Manchester United and Manchester City are at loggerheads regarding the scuffle in the Old Trafford tunnel on Sunday night, with the Football Association expected to receive contrasting accounts of the incident from the clubs. Jonny Bairstow accepts England’s players have let down their captain, Joe Root, and must rebuild public trust by delivering on the field during the remainder of the Ashes series. Tyson Fury failed to turn up for his UK Anti-Doping hearing on Monday, the agency has confirmed. The Guardian and the Observer have won three British Journalism Awards, including sports journalism of the year for Daniel Taylor for exposing sexual abuse in football.

Business

Shares have mostly been lower in Asia as investors stepped back after several days of advances, erasing early gains.

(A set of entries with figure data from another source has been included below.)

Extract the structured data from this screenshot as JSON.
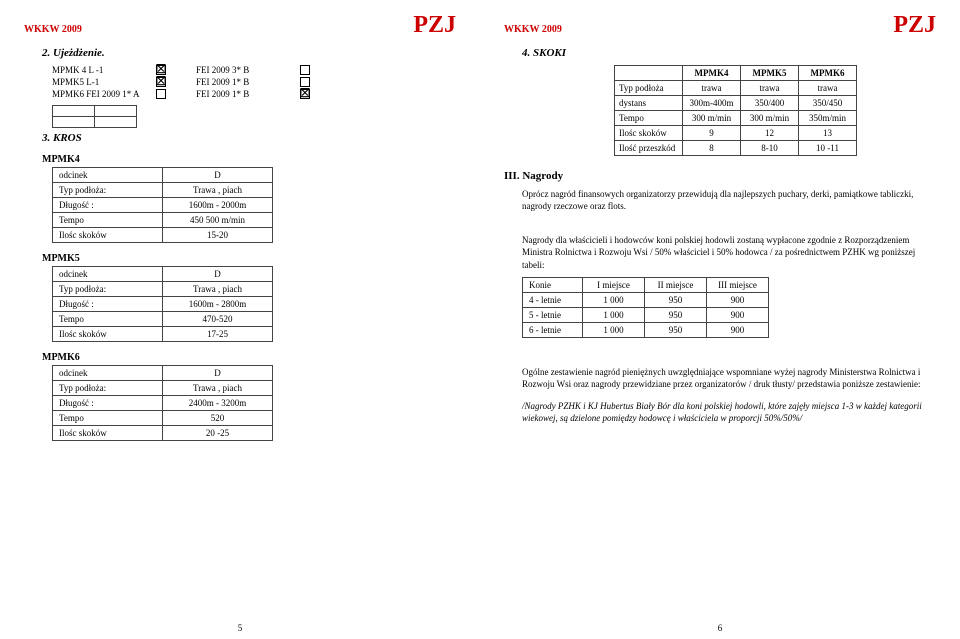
{
  "hdr": {
    "left": "WKKW 2009",
    "right": "PZJ"
  },
  "left": {
    "s2": "2.   Ujeżdżenie.",
    "checks1": [
      {
        "t": "MPMK 4 L -1",
        "on": true
      },
      {
        "t": "MPMK5 L-1",
        "on": true
      },
      {
        "t": "MPMK6 FEI 2009 1* A",
        "on": false
      }
    ],
    "checks2": [
      {
        "t": "FEI 2009 3* B",
        "on": false
      },
      {
        "t": "FEI 2009 1* B",
        "on": false
      },
      {
        "t": "FEI 2009 1* B",
        "on": true
      }
    ],
    "s3": "3.   KROS",
    "g4": "MPMK4",
    "g5": "MPMK5",
    "g6": "MPMK6",
    "rows4": [
      [
        "odcinek",
        "D"
      ],
      [
        "Typ podłoża:",
        "Trawa , piach"
      ],
      [
        "Długość :",
        "1600m - 2000m"
      ],
      [
        "Tempo",
        "450 500 m/min"
      ],
      [
        "Ilośc skoków",
        "15-20"
      ]
    ],
    "rows5": [
      [
        "odcinek",
        "D"
      ],
      [
        "Typ podłoża:",
        "Trawa , piach"
      ],
      [
        "Długość :",
        "1600m - 2800m"
      ],
      [
        "Tempo",
        "470-520"
      ],
      [
        "Ilośc skoków",
        "17-25"
      ]
    ],
    "rows6": [
      [
        "odcinek",
        "D"
      ],
      [
        "Typ podłoża:",
        "Trawa , piach"
      ],
      [
        "Długość :",
        "2400m - 3200m"
      ],
      [
        "Tempo",
        "520"
      ],
      [
        "Ilośc skoków",
        "20 -25"
      ]
    ],
    "foot": "5"
  },
  "right": {
    "s4": "4.   SKOKI",
    "topHead": [
      "",
      "MPMK4",
      "MPMK5",
      "MPMK6"
    ],
    "topRows": [
      [
        "Typ podłoża",
        "trawa",
        "trawa",
        "trawa"
      ],
      [
        "dystans",
        "300m-400m",
        "350/400",
        "350/450"
      ],
      [
        "Tempo",
        "300 m/min",
        "300 m/min",
        "350m/min"
      ],
      [
        "Ilośc skoków",
        "9",
        "12",
        "13"
      ],
      [
        "Ilość przeszkód",
        "8",
        "8-10",
        "10 -11"
      ]
    ],
    "s3h": "III.   Nagrody",
    "p1": "Oprócz nagród finansowych organizatorzy przewidują dla najlepszych puchary, derki, pamiątkowe tabliczki, nagrody rzeczowe oraz flots.",
    "p2": "Nagrody dla właścicieli i hodowców koni polskiej hodowli zostaną wypłacone zgodnie z Rozporządzeniem Ministra Rolnictwa i Rozwoju Wsi /  50% właściciel i 50% hodowca / za pośrednictwem PZHK wg poniższej tabeli:",
    "prizeHead": [
      "Konie",
      "I miejsce",
      "II miejsce",
      "III miejsce"
    ],
    "prizeRows": [
      [
        "4 - letnie",
        "1 000",
        "950",
        "900"
      ],
      [
        "5 - letnie",
        "1 000",
        "950",
        "900"
      ],
      [
        "6 - letnie",
        "1 000",
        "950",
        "900"
      ]
    ],
    "p3": "Ogólne zestawienie nagród pieniężnych uwzględniające wspomniane wyżej  nagrody Ministerstwa Rolnictwa i Rozwoju Wsi oraz nagrody przewidziane przez organizatorów / druk tłusty/ przedstawia  poniższe zestawienie:",
    "p4": "/Nagrody PZHK i KJ Hubertus Biały Bór dla koni polskiej hodowli, które zajęły miejsca 1-3 w każdej kategorii wiekowej, są dzielone pomiędzy hodowcę i właściciela w proporcji 50%/50%/",
    "foot": "6"
  }
}
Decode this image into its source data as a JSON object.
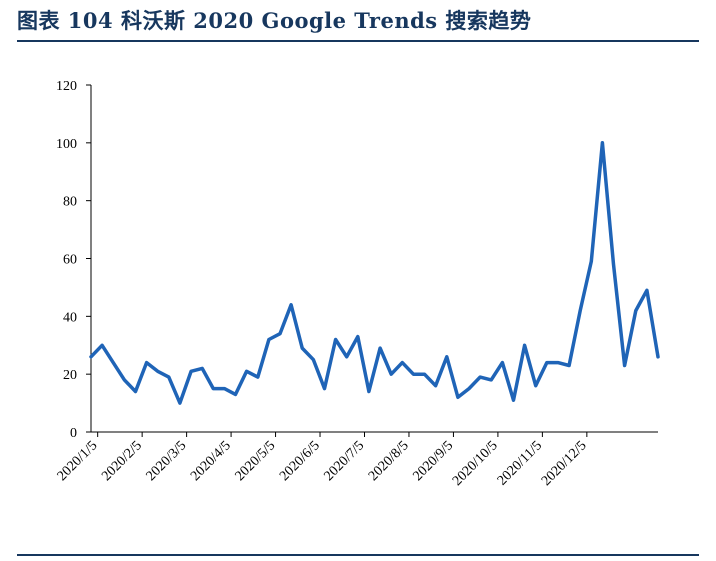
{
  "title": "图表 104    科沃斯 2020 Google Trends 搜索趋势",
  "colors": {
    "line": "#1f64b7",
    "title": "#17375e",
    "axis": "#000000"
  },
  "chart_data": {
    "type": "line",
    "title": "科沃斯 2020 Google Trends 搜索趋势",
    "xlabel": "",
    "ylabel": "",
    "ylim": [
      0,
      120
    ],
    "yticks": [
      0,
      20,
      40,
      60,
      80,
      100,
      120
    ],
    "xtick_labels": [
      "2020/1/5",
      "2020/2/5",
      "2020/3/5",
      "2020/4/5",
      "2020/5/5",
      "2020/6/5",
      "2020/7/5",
      "2020/8/5",
      "2020/9/5",
      "2020/10/5",
      "2020/11/5",
      "2020/12/5"
    ],
    "grid": false,
    "series": [
      {
        "name": "科沃斯",
        "values": [
          26,
          30,
          24,
          18,
          14,
          24,
          21,
          19,
          10,
          21,
          22,
          15,
          15,
          13,
          21,
          19,
          32,
          34,
          44,
          29,
          25,
          15,
          32,
          26,
          33,
          14,
          29,
          20,
          24,
          20,
          20,
          16,
          26,
          12,
          15,
          19,
          18,
          24,
          11,
          30,
          16,
          24,
          24,
          23,
          42,
          59,
          100,
          58,
          23,
          42,
          49,
          26
        ]
      }
    ]
  }
}
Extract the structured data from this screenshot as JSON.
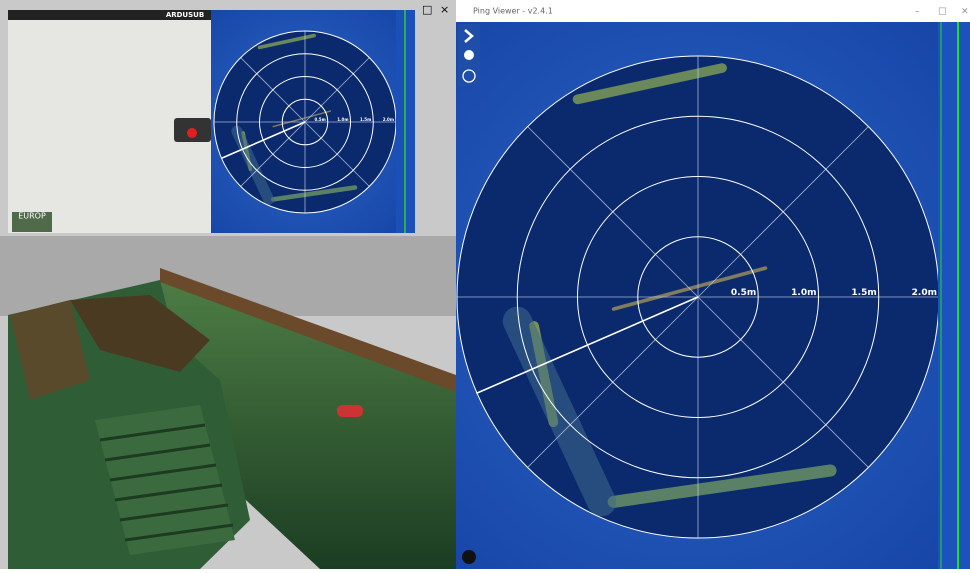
{
  "window": {
    "title": "Ping Viewer - v2.4.1",
    "controls": [
      "–",
      "□",
      "×"
    ]
  },
  "left_window": {
    "controls": [
      "□",
      "×"
    ],
    "map_label": "EUROP",
    "brand": "ARDUSUB"
  },
  "sonar": {
    "range_labels": [
      "0.5m",
      "1.0m",
      "1.5m",
      "2.0m"
    ]
  }
}
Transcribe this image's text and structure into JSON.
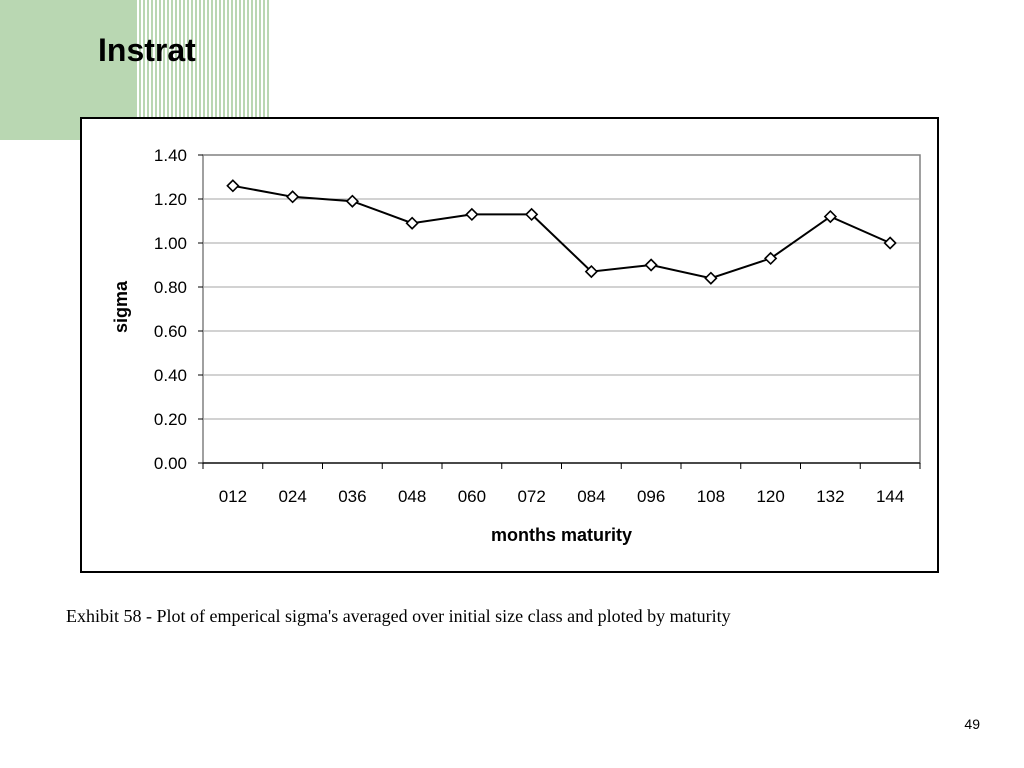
{
  "slide": {
    "title": "Instrat",
    "caption": "Exhibit 58 - Plot of emperical sigma's averaged over initial size class and ploted by maturity",
    "page_number": "49"
  },
  "colors": {
    "decor": "#b9d7b2",
    "line": "#000000",
    "grid": "#a6a6a6"
  },
  "chart_data": {
    "type": "line",
    "title": "",
    "xlabel": "months maturity",
    "ylabel": "sigma",
    "categories": [
      "012",
      "024",
      "036",
      "048",
      "060",
      "072",
      "084",
      "096",
      "108",
      "120",
      "132",
      "144"
    ],
    "series": [
      {
        "values": [
          1.26,
          1.21,
          1.19,
          1.09,
          1.13,
          1.13,
          0.87,
          0.9,
          0.84,
          0.93,
          1.12,
          1.0
        ],
        "marker": "diamond"
      }
    ],
    "ylim": [
      0,
      1.4
    ],
    "yticks": [
      "0.00",
      "0.20",
      "0.40",
      "0.60",
      "0.80",
      "1.00",
      "1.20",
      "1.40"
    ],
    "grid": true,
    "legend": "none"
  }
}
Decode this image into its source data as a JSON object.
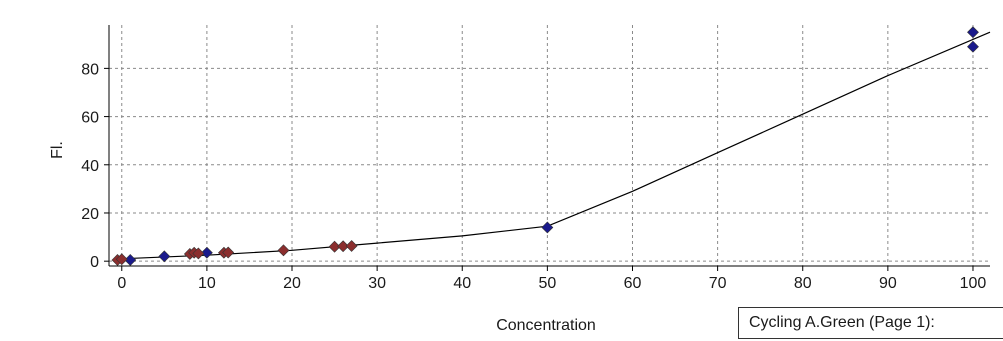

Markets are awaiting the Federal Reserve meeting on Wednesday and the outcome of a major Chinese planning conference.

The pound has been trading at $1.334 and €1.133 overnight.

The papers

The Guardian leads today with the opening of the inquiry into the Grenfell tower fire. Like many other front pages it also features news of the death of TV presenter Keith Chegwin.

Guardian front page, Tuesday 12 December 2017

Social media concerns dominate elsewhere, as the Sun says Twitter is refusing to block accounts discussing child sexual abuse; while the Times leads on calls for fresh legislation to penalise the failure to remove abusive or extremist content. The Daily Mail reports on criticisms by Facebook former vice-president Chamath Palihapitiya that the tech giant is “ripping apart the social fabric”.

Pressures on the NHS over winter are “unsustainable”, warns the Scotsman, as the Mirror says Britain was colder than Moscow last night. Those planning a Christmas getaway are being denied cheap rail fares due to labyrinthine ticketing systems, the Telegraph reports. The Financial Times has European finance ministers warning Donald Trump that his tax plans would “be at odds” with international free trade rules; Metro has the US president’s accusers demanding a congressional inquiry into sexual misconduct allegations. The i splashes on a promising breakthrough in the treatment of Huntington’s disease.